Pakar Unand Ingatkan Bahaya Pencampuran Jeroan dan Daging Kurban yang Berisiko Cemari Kesehatan

Oleh Ahmad Yusuf
SHARE   :

Pakar Unand Ingatkan Bahaya Pencampuran Jeroan dan Daging Kurban yang Berisiko Cemari Kesehatan
Foto: (Sumber : Warga menyembelih sapi kurban pada perayaan Hari Raya Idul Adha di Kabupaten Limapuluh Kota, Sumatera Barat. ANTARA/Muhammad Zulfikar.)

Pantau - Pakar Ilmu Teknologi Pangan Universitas Andalas (Unand) Prof Novelina mengingatkan masyarakat agar tidak mencampurkan jeroan dengan daging kurban karena berisiko menyebabkan kontaminasi bakteri yang dapat membahayakan kesehatan, terutama saat proses penyembelihan hewan kurban pada momentum Idul Adha di Sumatera Barat.

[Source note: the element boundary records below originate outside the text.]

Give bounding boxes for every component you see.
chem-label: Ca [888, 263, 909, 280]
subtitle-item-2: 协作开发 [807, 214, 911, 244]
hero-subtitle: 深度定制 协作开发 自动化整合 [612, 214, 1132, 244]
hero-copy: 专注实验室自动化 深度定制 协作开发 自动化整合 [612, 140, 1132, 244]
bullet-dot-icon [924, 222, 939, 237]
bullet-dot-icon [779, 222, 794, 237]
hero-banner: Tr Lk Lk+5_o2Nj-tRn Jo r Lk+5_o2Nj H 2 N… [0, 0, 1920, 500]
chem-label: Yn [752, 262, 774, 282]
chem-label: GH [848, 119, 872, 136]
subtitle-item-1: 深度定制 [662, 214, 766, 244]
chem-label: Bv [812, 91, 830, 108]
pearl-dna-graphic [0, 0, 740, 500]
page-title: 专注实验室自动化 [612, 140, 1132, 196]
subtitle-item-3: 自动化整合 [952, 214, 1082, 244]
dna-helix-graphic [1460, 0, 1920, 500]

Risiko Kontaminasi dari Jeroan

Prof Novelina mengatakan proses penyembelihan hewan kurban harus dilakukan secara higienis dengan memisahkan jeroan dari daging untuk mencegah penyebaran bakteri patogen.

"Proses penyembelihan hewan kurban ini mesti dijaga, terutama tidak mencampurkan antara jeroan dengan daging, apalagi sampai terkontaminasi dengan isi usus," katanya di Kota Padang, Jumat.

Ia menjelaskan jeroan seperti usus, limpa, dan organ lainnya mengandung bakteri patogen yang dapat mencemari daging apabila terjadi kebocoran atau pecah saat proses penanganan.

Menurutnya, pemisahan jeroan dengan bagian lain menjadi langkah penting untuk mengantisipasi potensi kontaminasi bakteri yang dapat memengaruhi keamanan pangan.

Perhatikan Waktu dan Suhu Penyimpanan

Selain proses penyembelihan, Prof Novelina juga mengingatkan pentingnya manajemen waktu sejak hewan disembelih, dibersihkan, dibagikan hingga dikonsumsi.

Ia menilai masih banyak masyarakat yang membiarkan daging kurban terlalu lama berada di ruang terbuka sehingga meningkatkan risiko terpapar mikroba.

Prof Novelina menjelaskan perkembangan mikroba pada daging dapat ditekan apabila suhu berada di bawah lima derajat Celsius atau di atas 70 derajat Celsius.

Ia menambahkan semakin lama daging berada di luar ruangan terbuka, semakin besar pula peluang terjadinya kontaminasi dari lingkungan sekitar lokasi penyembelihan.

"Jadi, kalau tempat penanganannya tidak bersih, ini bisa menyebabkan daging kurban terkontaminasi," ujarnya.

Prof Novelina menyarankan masyarakat yang menerima daging kurban segera mencuci atau membersihkannya sebelum disimpan di dalam freezer agar kualitas dan keamanan daging tetap terjaga saat akan dikonsumsi.